Find out more about native queries for PostgreSQL here.
The process for adding a native query for MongoDB is:
- Create a new MongoDB aggregation pipeline which defines the native query in your connector's directory.
- Name the file with how you want to reference it in your supergraph API.
- Use the DDN CLI plugin for the MongoDB connector to add the aggregation pipeline to the connector's configuration eg:
ddn connector plugin \
--connector subgraph_name/connector/connector_name/connector.yaml \
-- native-query create path/to/aggregation_pipeline_filename.json \
--collection collection_name
- Introspect your MongoDB data connector to fetch the latest resources.
ddn connector introspect <connector_name>
- Show the found resources to see the new native query.
ddn connector show-resources <connector_name>
- Add the model for the native query.
ddn model add <connector_link_name> <model_name>
- Rebuild and serve your supergraph API.
Find out more about native queries for MongoDB here.
The process for adding a native query for ClickHouse is:
- Create a new SQL file in your connector directory.
- Use ClickHouse parameter syntax in the SQL file to define arguments.
- Create a JSON configuration file in your connector directory specifying the SQL file path and the return type.
{
"tables": {},
"queries": {
"Name": {
"exposed_as": "collection",
"file": "path/to/sql_file_name.sql",
"return_type": {
"kind": "definition",
"columns": {
"column_name": "column_type"
}
}
}
}
}
- Introspect your ClickHouse data connector to fetch the latest resources.
ddn connector introspect <connector_name>
- Show the found resources to see the new native query.
ddn connector show-resources <connector_name>
- Add the model for the native query.
ddn model add <connector_link_name> <model_name>
- Rebuild and serve your supergraph API.
Find out more about native queries for ClickHouse here.
Update a model
If you want to update your model to reflect a change that happened in the underlying data source you should first introspect to get the latest resources and then update the relevant model.
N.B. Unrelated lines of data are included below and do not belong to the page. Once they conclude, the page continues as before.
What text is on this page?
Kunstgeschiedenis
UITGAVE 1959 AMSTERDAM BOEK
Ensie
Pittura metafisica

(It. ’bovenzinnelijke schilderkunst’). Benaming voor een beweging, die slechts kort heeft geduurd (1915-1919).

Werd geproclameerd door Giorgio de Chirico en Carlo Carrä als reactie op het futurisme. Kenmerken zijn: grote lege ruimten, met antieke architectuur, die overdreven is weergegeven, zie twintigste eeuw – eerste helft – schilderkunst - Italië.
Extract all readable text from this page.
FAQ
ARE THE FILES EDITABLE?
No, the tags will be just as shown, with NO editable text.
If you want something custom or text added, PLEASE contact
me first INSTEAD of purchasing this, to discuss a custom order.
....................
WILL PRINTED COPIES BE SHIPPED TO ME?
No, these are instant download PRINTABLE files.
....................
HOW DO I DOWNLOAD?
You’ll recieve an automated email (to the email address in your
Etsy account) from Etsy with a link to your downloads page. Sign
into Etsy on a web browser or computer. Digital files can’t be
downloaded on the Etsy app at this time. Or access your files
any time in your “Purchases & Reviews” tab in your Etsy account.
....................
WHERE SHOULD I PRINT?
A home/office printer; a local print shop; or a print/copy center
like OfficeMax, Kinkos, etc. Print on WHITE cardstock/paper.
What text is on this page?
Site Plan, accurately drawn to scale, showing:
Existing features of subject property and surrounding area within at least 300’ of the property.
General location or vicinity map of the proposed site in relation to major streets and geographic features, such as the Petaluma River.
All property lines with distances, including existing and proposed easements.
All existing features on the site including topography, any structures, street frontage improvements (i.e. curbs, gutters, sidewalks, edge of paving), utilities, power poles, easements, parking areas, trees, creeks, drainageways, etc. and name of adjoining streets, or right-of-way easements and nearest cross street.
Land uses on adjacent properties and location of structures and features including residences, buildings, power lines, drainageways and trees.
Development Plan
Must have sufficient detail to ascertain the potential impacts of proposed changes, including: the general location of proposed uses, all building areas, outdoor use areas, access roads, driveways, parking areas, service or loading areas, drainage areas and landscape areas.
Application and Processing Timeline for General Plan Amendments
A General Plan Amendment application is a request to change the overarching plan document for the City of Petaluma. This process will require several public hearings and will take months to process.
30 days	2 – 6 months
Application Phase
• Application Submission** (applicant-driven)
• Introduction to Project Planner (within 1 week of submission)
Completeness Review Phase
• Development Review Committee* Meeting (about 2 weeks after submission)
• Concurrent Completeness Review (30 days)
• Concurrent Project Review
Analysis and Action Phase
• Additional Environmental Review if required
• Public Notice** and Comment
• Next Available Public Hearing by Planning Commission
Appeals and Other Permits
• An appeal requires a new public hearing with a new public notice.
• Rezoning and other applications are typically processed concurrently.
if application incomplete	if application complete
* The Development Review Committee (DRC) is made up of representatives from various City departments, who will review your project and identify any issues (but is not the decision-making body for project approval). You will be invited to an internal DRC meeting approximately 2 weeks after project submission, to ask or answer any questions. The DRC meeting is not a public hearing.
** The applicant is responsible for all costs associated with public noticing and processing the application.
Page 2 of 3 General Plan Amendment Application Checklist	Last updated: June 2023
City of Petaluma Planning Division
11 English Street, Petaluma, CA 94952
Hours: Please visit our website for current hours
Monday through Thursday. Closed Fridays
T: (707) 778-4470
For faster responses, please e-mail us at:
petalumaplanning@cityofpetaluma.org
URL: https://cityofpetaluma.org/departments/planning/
ddn connector introspect <connector_name>
ddn model update <connector_link_name> <model_name>
You will see an output which explains how new resources were added or updated in the model.
You can now build your supergraph, serve it, and continue interacting with your data using PromptQL, which will automatically adjust its query plans based on the updated model definitions.
You can also update the model by editing the metadata manually.
Extend a model
A model can be extended to enable PromptQL to understand and navigate relationships between different data entities.
For example, you can extend a model like Customers to also include related Orders data. This allows PromptQL to
answer questions like "Show me customer Jane Doe's recent orders" by understanding the relationship between customers
and orders.
Or you can add custom business logic to a model like Orders to compute and return the current currency conversion of
the total price, enabling PromptQL to provide real-time financial insights across different currencies.
The way this is done is via a Relationship. Read more about
creating relationships here.
Delete a model
ddn model remove users
In addition to removing the Model object itself, the DDN CLI will also remove the associated metadata definitions.